House retreats to his office to mull over the case. The case of Death Cat. What is causing him to seemingly predict impending deaths? House pops in the videotape to search for clues. Death Cat comes out of hiding and enters House’s office. He jumps up onto House’s desk and lays across the warm keyboard. Eureka! The common thread between the patients whose deaths were “predicted” by Death Cat is that they were all warm, either feverish or wasting away and being artificially warmed by electric heating blankets. What could cause Cushing’s-like symptoms, flushing, but no central obesity? A corticotropin-producing carcinoid tumor of the intestine (say that three times). Since it wasn’t detected by the pill cam, it must be in the appendix. House stops the pituitary surgery and saves another life.

Taub has been waiting at his classmate’s office for 15 minutes or more to discuss his investment. Impatient, he approaches a secretary to ask for his whereabouts. She tells him that he no longer works there. How can that be? He’s the CEO! Nope, he was just a temp! But Taub went to school with him! Right? No, again – the guy was a crook who conned Taub into believing they’d attended high school together. Now, he’s in police custody.
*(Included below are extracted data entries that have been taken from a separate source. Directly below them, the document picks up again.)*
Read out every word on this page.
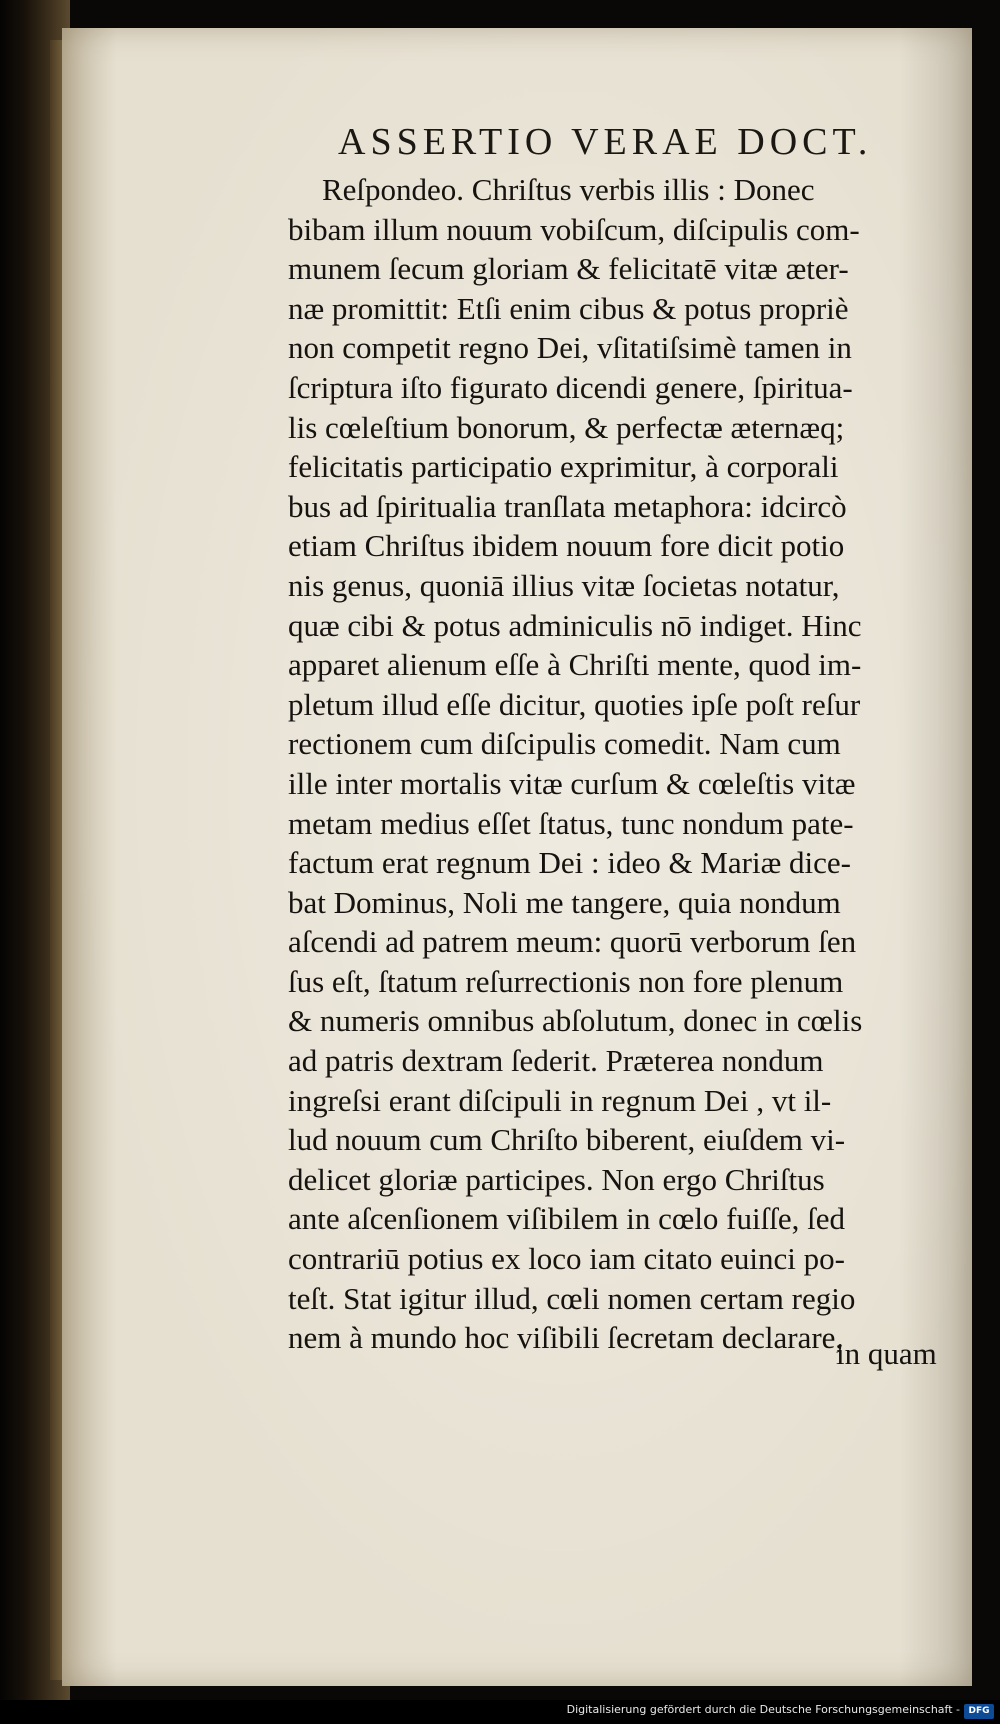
ASSERTIO VERAE DOCT.
Reſpondeo. Chriſtus verbis illis : Donec
bibam illum nouum vobiſcum, diſcipulis com-
munem ſecum gloriam & felicitatē vitæ æter-
næ promittit: Etſi enim cibus & potus propriè
non competit regno Dei, vſitatiſsimè tamen in
ſcriptura iſto figurato dicendi genere, ſpiritua-
lis cœleſtium bonorum, & perfectæ æternæq;
felicitatis participatio exprimitur, à corporali
bus ad ſpiritualia tranſlata metaphora: idcircò
etiam Chriſtus ibidem nouum fore dicit potio
nis genus, quoniā illius vitæ ſocietas notatur,
quæ cibi & potus adminiculis nō indiget. Hinc
apparet alienum eſſe à Chriſti mente, quod im-
pletum illud eſſe dicitur, quoties ipſe poſt reſur
rectionem cum diſcipulis comedit. Nam cum
ille inter mortalis vitæ curſum & cœleſtis vitæ
metam medius eſſet ſtatus, tunc nondum pate-
factum erat regnum Dei : ideo & Mariæ dice-
bat Dominus, Noli me tangere, quia nondum
aſcendi ad patrem meum: quorū verborum ſen
ſus eſt, ſtatum reſurrectionis non fore plenum
& numeris omnibus abſolutum, donec in cœlis
ad patris dextram ſederit. Præterea nondum
ingreſsi erant diſcipuli in regnum Dei , vt il-
lud nouum cum Chriſto biberent, eiuſdem vi-
delicet gloriæ participes. Non ergo Chriſtus
ante aſcenſionem viſibilem in cœlo fuiſſe, ſed
contrariū potius ex loco iam citato euinci po-
teſt. Stat igitur illud, cœli nomen certam regio
nem à mundo hoc viſibili ſecretam declarare,
in quam
Digitalisierung gefördert durch die Deutsche Forschungsgemeinschaft - DFG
Good thing Taub didn’t hand over his seed money yet – now he’ll have enough change to go buy those donuts.

House visits Pussy Galore’s room to gloat. She still sees reason in everything that has happened to her, including the fact that Death Cat chose to reappear and sit on House’s warm keyboard at the exact right moment. She then tells House she researched the preacher House had told her about earlier. That preacher’s name was William Miller and he came to found the Seventh-Day Adventist Church, a major Christian denomination with many followers still faithful today.

House returns to his office to play with his toy cars. He sits on his chair and finds it wet. He yells for Kutner and accuses him of making the cat pee on his chair. But he doesn’t punish him. Thirteen is impressed that Kutner stood up to House and survived. Kutner is even more impressed with himself, especially considering it wasn’t cat piss. Ew!